I love a good soap. I hope this is one. (This was supposed to air this summer, and all the Season 1 episodes are finished.)
“neXt” (Mondays, 8 p.m., Ch. 13) • A Silicon Valley mogul (John Slattery) learns that the powerful artificial intelligence he created is running amok and might cause worldwide disaster. He teams up with a “cybercrime agent” to fight it.
I have a hard time getting excited about sci-fi series on network TV, because they all seem to get canceled before we get to the end. (We’ll get to the end of Season 1, at least.

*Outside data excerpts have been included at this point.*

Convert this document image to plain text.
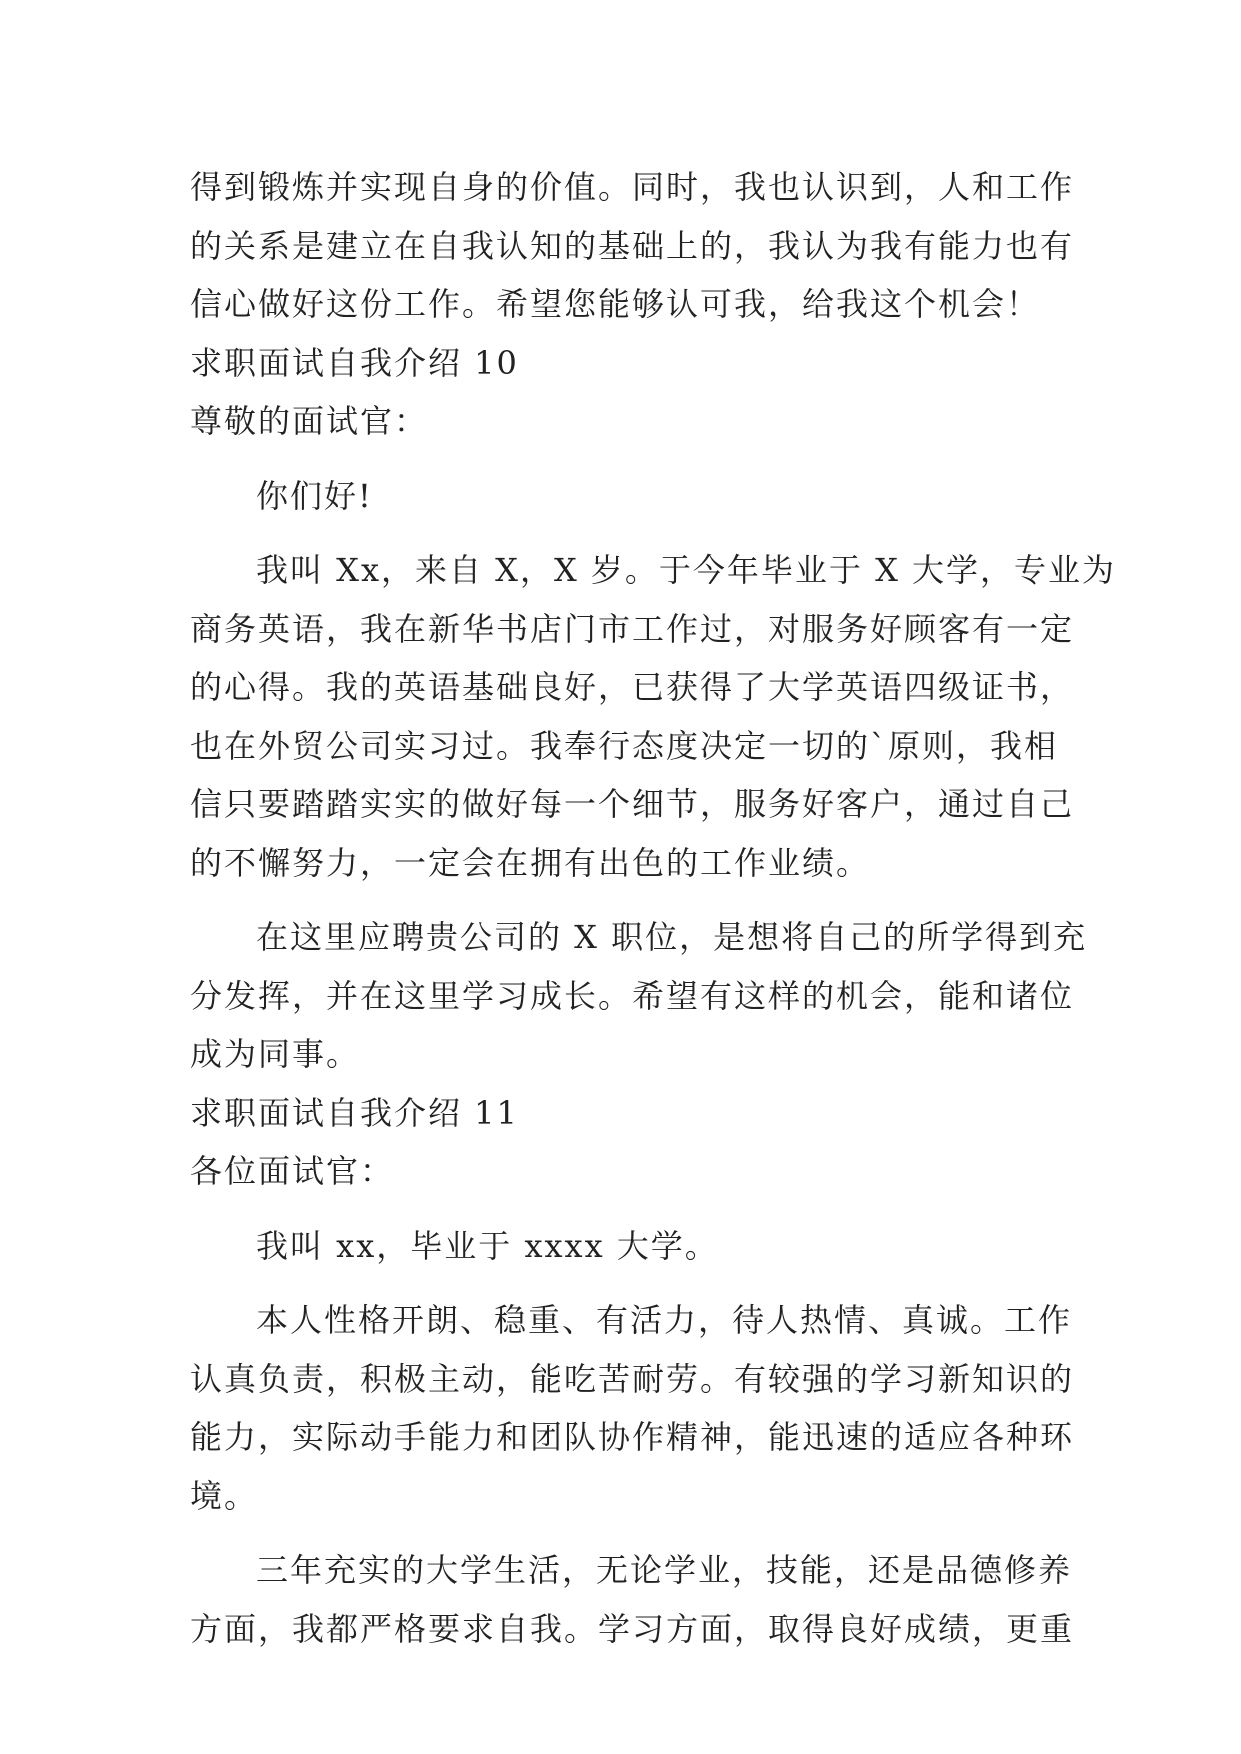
得到锻炼并实现自身的价值。同时，我也认识到，人和工作
的关系是建立在自我认知的基础上的，我认为我有能力也有
信心做好这份工作。希望您能够认可我，给我这个机会！
求职面试自我介绍 10
尊敬的面试官：
你们好!
我叫 Xx，来自 X，X 岁。于今年毕业于 X 大学，专业为
商务英语，我在新华书店门市工作过，对服务好顾客有一定
的心得。我的英语基础良好，已获得了大学英语四级证书，
也在外贸公司实习过。我奉行态度决定一切的`原则，我相
信只要踏踏实实的做好每一个细节，服务好客户，通过自己
的不懈努力，一定会在拥有出色的工作业绩。
在这里应聘贵公司的 X 职位，是想将自己的所学得到充
分发挥，并在这里学习成长。希望有这样的机会，能和诸位
成为同事。
求职面试自我介绍 11
各位面试官：
我叫 xx，毕业于 xxxx 大学。
本人性格开朗、稳重、有活力，待人热情、真诚。工作
认真负责，积极主动，能吃苦耐劳。有较强的学习新知识的
能力，实际动手能力和团队协作精神，能迅速的适应各种环
境。
三年充实的大学生活，无论学业，技能，还是品德修养
方面，我都严格要求自我。学习方面，取得良好成绩，更重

This show is also in the can.)
“Call Me Kat” (Midseason, Ch. 13) • This sitcom stars Mayim Bialik as a 39-year-old woman who uses the money her parents set aside for her wedding to open a cat cafe.
Bialik is an executive producer, along with her “Big Bang Theory” spouse, Jim Parsons. I’m more encouraged by the fact that the cast includes Swoozie Kurtz, Cheyenne Jackson and Leslie Jordan.
“The Great North” (Midseason, Ch. 13) • This animated series is about a single father in Alaska.
It doesn’t matter what I think about this show. Fox has already ordered a second season.
“Housebroken” (Midseason, Ch. 13) • Originally titled “Therapy Dog,” Fox is describing this animated show as an “irreverent” comedy that explores the dysfunction and neurosis of humans through the eyes of their pets. Lisa Kudrow, Clea Duvall, Will Forte, Nat Faxon and Tony Hale provide voices.
This sounds like a terrible idea. Every once in a while, terrible ideas turn out to be good shows … but only once in a great while.